Table Basics of reporting.3. Data set grouped by 'Location'

Location

Department

Employee

Salary

Notes

 

group start for 'location group'

Denver

Sales

John Doe

100.000

 

Denver

Sales

Jane Doe

100.000

 

Denver

Marketing

Arthur Dent

125.000

 

 

group end for 'location group'

 

group start for 'location group'

New York

Marketing

Adam Johnson

125.000

 

New York

Marketing

Eve Lynn

145.000

 

New York

Management

J.D. Salinger

500.000

 

 

group end for 'location group'

Of course, we can combine groups to create multi-level reports. The control break algorithm allows only one group definition per level. That means, we cannot have a report that has top level groupings for 'location' and 'department' at the same time. But we are able to subdivide groups in an ordered way.

For example, we can first group by the 'location' and in a second step group all locations by it's department. The first level grouping will produce the following layout:

Table Basics of reporting.4. Data set grouped by 'Location' and subgrouped by 'department'

Location

Department

Employee

Salary

Notes

 

group start for 'location group'

 

group start for 'department group'

Denver

Sales

John Doe

100.000

 

Denver

Sales

Jane Doe

100.000

 

 

group end for 'department group'

 

group start for 'department group'

Denver

Marketing

Arthur Dent

125.000

 

 

group end for 'department group'

 

group end for 'location group'

 

group start for 'location group'

 

group start for 'department group'

New York

Marketing

Adam Johnson

125.000

 

New York

Marketing

Eve Lynn

145.000

 

 

group end for 'department group'

 

group start for 'department group'

New York

Management

J.D. Salinger

500.000

 

 

group end for 'department group'

 

group end for 'location group'

The order of the groups is important.
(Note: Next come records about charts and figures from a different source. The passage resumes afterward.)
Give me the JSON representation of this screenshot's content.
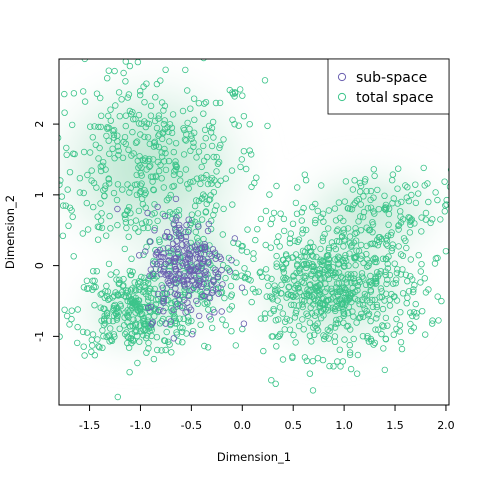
{
  "chart_data": {
    "type": "scatter",
    "title": "",
    "xlabel": "Dimension_1",
    "ylabel": "Dimension_2",
    "xlim": [
      -1.8,
      2.03
    ],
    "ylim": [
      -1.97,
      2.92
    ],
    "x_ticks": [
      "-1.5",
      "-1.0",
      "-0.5",
      "0.0",
      "0.5",
      "1.0",
      "1.5",
      "2.0"
    ],
    "x_tick_values": [
      -1.5,
      -1.0,
      -0.5,
      0.0,
      0.5,
      1.0,
      1.5,
      2.0
    ],
    "y_ticks": [
      "-1",
      "0",
      "1",
      "2"
    ],
    "y_tick_values": [
      -1,
      0,
      1,
      2
    ],
    "background": "2D kernel density contour of total space (light green shades)",
    "legend": {
      "placement": "top-right",
      "entries": [
        {
          "label": "sub-space",
          "color": "#6a5fb0"
        },
        {
          "label": "total space",
          "color": "#3cc48a"
        }
      ]
    },
    "series": [
      {
        "name": "total space",
        "color": "#3cc48a",
        "marker": "open-circle",
        "clusters": [
          {
            "center": [
              -0.9,
              1.4
            ],
            "spread": [
              0.55,
              0.7
            ],
            "approx_points": 450
          },
          {
            "center": [
              -1.05,
              -0.65
            ],
            "spread": [
              0.3,
              0.3
            ],
            "approx_points": 320
          },
          {
            "center": [
              0.9,
              -0.35
            ],
            "spread": [
              0.45,
              0.45
            ],
            "approx_points": 650
          },
          {
            "center": [
              1.25,
              0.75
            ],
            "spread": [
              0.4,
              0.3
            ],
            "approx_points": 150
          },
          {
            "center": [
              -0.5,
              0.0
            ],
            "spread": [
              0.25,
              0.45
            ],
            "approx_points": 120
          }
        ]
      },
      {
        "name": "sub-space",
        "color": "#6a5fb0",
        "marker": "open-circle",
        "clusters": [
          {
            "center": [
              -0.55,
              0.0
            ],
            "spread": [
              0.2,
              0.38
            ],
            "approx_points": 230
          }
        ]
      }
    ]
  }
}
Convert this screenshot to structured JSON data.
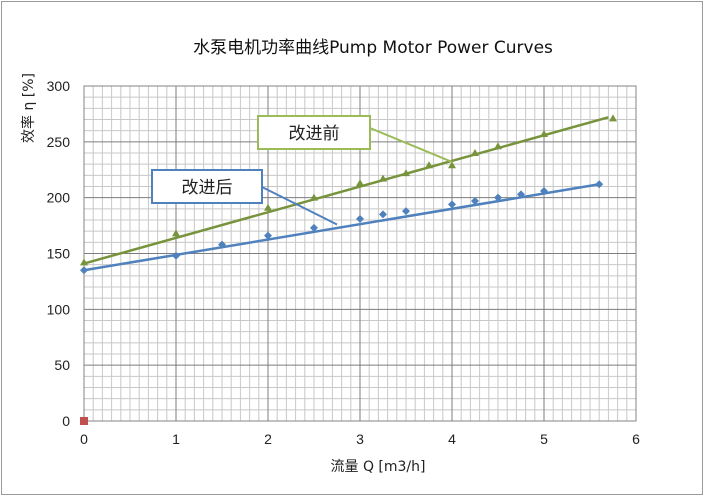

There's a difference, whether one first groups by the location and then by the department column or first by department and then location. As you can see, a subgroup is always part of the parent group. When a subgroup's headers are printed, the parent group's headers are already fully processed. For footers, we can see, that the footer of the subgroup is always printed before the parent group's footer gets on the paper.

Now we switch the group order, the department group is the top level group, followed by the 'location' subgroup.

Table Basics of reporting.5. Data set grouped by 'department' and subgrouped by 'location'

Location

Department

Employee

Salary

Notes

 

group start for 'department group'

 

group start for 'location group'

Denver

Sales

John Doe

100.000

 

Denver

Sales

Jane Doe

100.000

 

 

group end for 'location group'

 

group end for 'department group'

 

group start for 'department group'

 

group start for 'location group'

Denver

Marketing

Arthur Dent

125.000

 

 

group end for 'location group'

 

group start for 'location group'

New York

Marketing

Adam Johnson

125.000

 

New York

Marketing

Eve Lynn

145.000

 

 

group end for 'location group'

 

group end for 'department group'

 

group start for 'department group'

 

group start for 'location group'

New York

Management

J.D. Salinger

500.000

 

 

group end for 'location group'

 

group end for 'department group'

As we can see, whenever the department changes, the location group was closed down and reopened once the department group generated a new instance.